Over recent decades, with the intervention of the Internet, handheld devices, software and now AI, discovering the knowledge component has been made far easier, proving via assessment of student understanding as problematic, and indeed what they can do now compromised by the utilities that can do it for them. Honestly, this is nothing new. As a baby scout, I was required to learn so many skills to earn badges, which still included Scouts needing to know how to carry messages, use gas masks, and handle crowds. Most of my A-level studies in Chemistry and Biology either included industrial processes defunct from the 1930s and making inaccurate drawings of embryology across the species that tested my visual and practical reasoning skills and didn’t touch the idea of genetics at all (until I entered University).
On short, and to pick up from GBS, the torch I used to hold included Ever Ready batteries and could sit on the front of my bicycle, with a hood to use in the case of Blackout.

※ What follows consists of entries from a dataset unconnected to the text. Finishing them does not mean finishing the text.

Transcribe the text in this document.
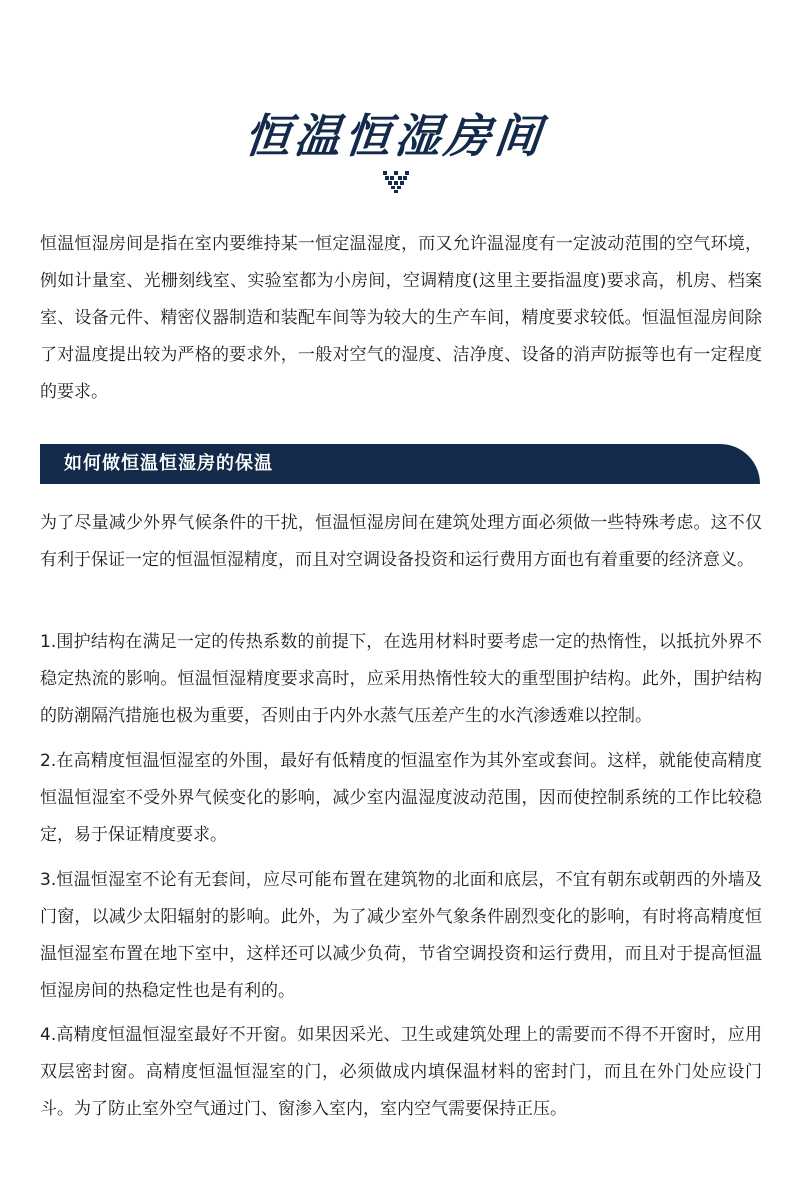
恒温恒湿房间

恒温恒湿房间是指在室内要维持某一恒定温湿度，而又允许温湿度有一定波动范围的空气环境，例如计量室、光栅刻线室、实验室都为小房间，空调精度(这里主要指温度)要求高，机房、档案室、设备元件、精密仪器制造和装配车间等为较大的生产车间，精度要求较低。恒温恒湿房间除了对温度提出较为严格的要求外，一般对空气的湿度、洁净度、设备的消声防振等也有一定程度的要求。

如何做恒温恒湿房的保温

为了尽量减少外界气候条件的干扰，恒温恒湿房间在建筑处理方面必须做一些特殊考虑。这不仅有利于保证一定的恒温恒湿精度，而且对空调设备投资和运行费用方面也有着重要的经济意义。

1.围护结构在满足一定的传热系数的前提下，在选用材料时要考虑一定的热惰性，以抵抗外界不稳定热流的影响。恒温恒湿精度要求高时，应采用热惰性较大的重型围护结构。此外，围护结构的防潮隔汽措施也极为重要，否则由于内外水蒸气压差产生的水汽渗透难以控制。

2.在高精度恒温恒湿室的外围，最好有低精度的恒温室作为其外室或套间。这样，就能使高精度恒温恒湿室不受外界气候变化的影响，减少室内温湿度波动范围，因而使控制系统的工作比较稳定，易于保证精度要求。

3.恒温恒湿室不论有无套间，应尽可能布置在建筑物的北面和底层，不宜有朝东或朝西的外墙及门窗，以减少太阳辐射的影响。此外，为了减少室外气象条件剧烈变化的影响，有时将高精度恒温恒湿室布置在地下室中，这样还可以减少负荷，节省空调投资和运行费用，而且对于提高恒温恒湿房间的热稳定性也是有利的。

4.高精度恒温恒湿室最好不开窗。如果因采光、卫生或建筑处理上的需要而不得不开窗时，应用双层密封窗。高精度恒温恒湿室的门，必须做成内填保温材料的密封门，而且在外门处应设门斗。为了防止室外空气通过门、窗渗入室内，室内空气需要保持正压。
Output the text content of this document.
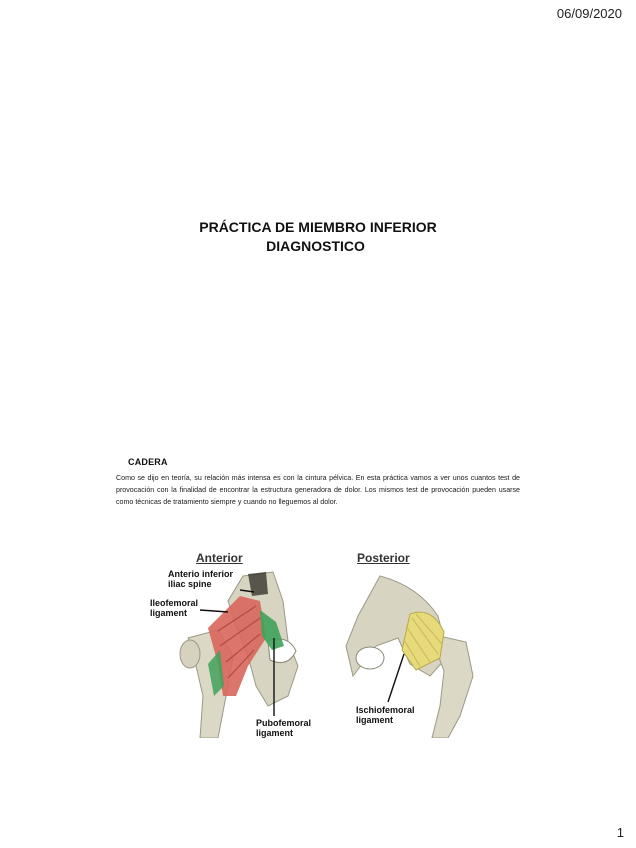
06/09/2020
PRÁCTICA DE MIEMBRO INFERIOR
DIAGNOSTICO
CADERA
Como se dijo en teoría, su relación más intensa es con la cintura pélvica. En esta práctica vamos a ver unos cuantos test de provocación con la finalidad de encontrar la estructura generadora de dolor. Los mismos test de provocación pueden usarse como técnicas de tratamiento siempre y cuando no lleguemos al dolor.
Anterior	Posterior
Anterio inferior
iliac spine
Ileofemoral
ligament
Pubofemoral
ligament
Ischiofemoral
ligament
1
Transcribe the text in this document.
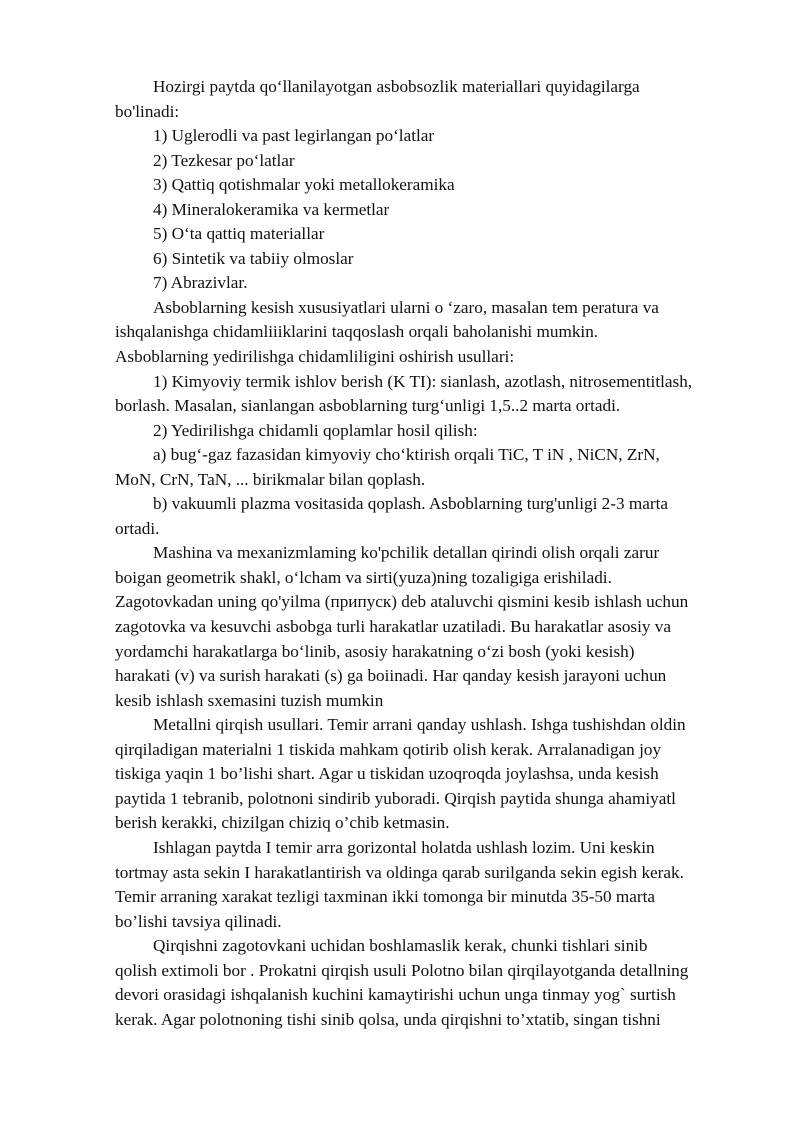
Hozirgi paytda qo‘llanilayotgan asbobsozlik materiallari quyidagilarga
bo'linadi:
1) Uglerodli va past legirlangan po‘latlar
2) Tezkesar po‘latlar
3) Qattiq qotishmalar yoki metallokeramika
4) Mineralokeramika va kermetlar
5) O‘ta qattiq materiallar
6) Sintetik va tabiiy olmoslar
7) Abrazivlar.
Asboblarning kesish xususiyatlari ularni o ‘zaro, masalan tem peratura va
ishqalanishga chidamliiiklarini taqqoslash orqali baholanishi mumkin.
Asboblarning yedirilishga chidamliligini oshirish usullari:
1) Kimyoviy termik ishlov berish (K TI): sianlash, azotlash, nitrosementitlash,
borlash. Masalan, sianlangan asboblarning turg‘unligi 1,5..2 marta ortadi.
2) Yedirilishga chidamli qoplamlar hosil qilish:
a) bug‘-gaz fazasidan kimyoviy cho‘ktirish orqali TiC, T iN , NiCN, ZrN,
MoN, CrN, TaN, ... birikmalar bilan qoplash.
b) vakuumli plazma vositasida qoplash. Asboblarning turg'unligi 2-3 marta
ortadi.
Mashina va mexanizmlaming ko'pchilik detallan qirindi olish orqali zarur
boigan geometrik shakl, o‘lcham va sirti(yuza)ning tozaligiga erishiladi.
Zagotovkadan uning qo'yilma (припуск) deb ataluvchi qismini kesib ishlash uchun
zagotovka va kesuvchi asbobga turli harakatlar uzatiladi. Bu harakatlar asosiy va
yordamchi harakatlarga bo‘linib, asosiy harakatning o‘zi bosh (yoki kesish)
harakati (v) va surish harakati (s) ga boiinadi. Har qanday kesish jarayoni uchun
kesib ishlash sxemasini tuzish mumkin
Metallni qirqish usullari. Temir arrani qanday ushlash. Ishga tushishdan oldin
qirqiladigan materialni 1 tiskida mahkam qotirib olish kerak. Arralanadigan joy
tiskiga yaqin 1 bo’lishi shart. Agar u tiskidan uzoqroqda joylashsa, unda kesish
paytida 1 tebranib, polotnoni sindirib yuboradi. Qirqish paytida shunga ahamiyatl
berish kerakki, chizilgan chiziq o’chib ketmasin.
Ishlagan paytda I temir arra gorizontal holatda ushlash lozim. Uni keskin
tortmay asta sekin I harakatlantirish va oldinga qarab surilganda sekin egish kerak.
Temir arraning xarakat tezligi taxminan ikki tomonga bir minutda 35-50 marta
bo’lishi tavsiya qilinadi.
Qirqishni zagotovkani uchidan boshlamaslik kerak, chunki tishlari sinib
qolish extimoli bor . Prokatni qirqish usuli Polotno bilan qirqilayotganda detallning
devori orasidagi ishqalanish kuchini kamaytirishi uchun unga tinmay yog` surtish
kerak. Agar polotnoning tishi sinib qolsa, unda qirqishni to’xtatib, singan tishni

That device has changed beyond recognition, inspires as an Olympic flame every 4 years and in the meantime now uses modern li-ion and diodic lights that seem equally at home as lasers cutting through metal or lighting my Christmas Tree to assist Santa find his way! I continue to seek out the new technologies that can illuminate what I do further, so I doff my hat off to Google, WordPress, Jetpack and all who make this purpose easier to share. Thanks to NotebookLLM, dear reader you also get their commentary on my thoughts as well. Happy New year, it’s certainly needing to be a Brave New World, but we can make that happen for sure.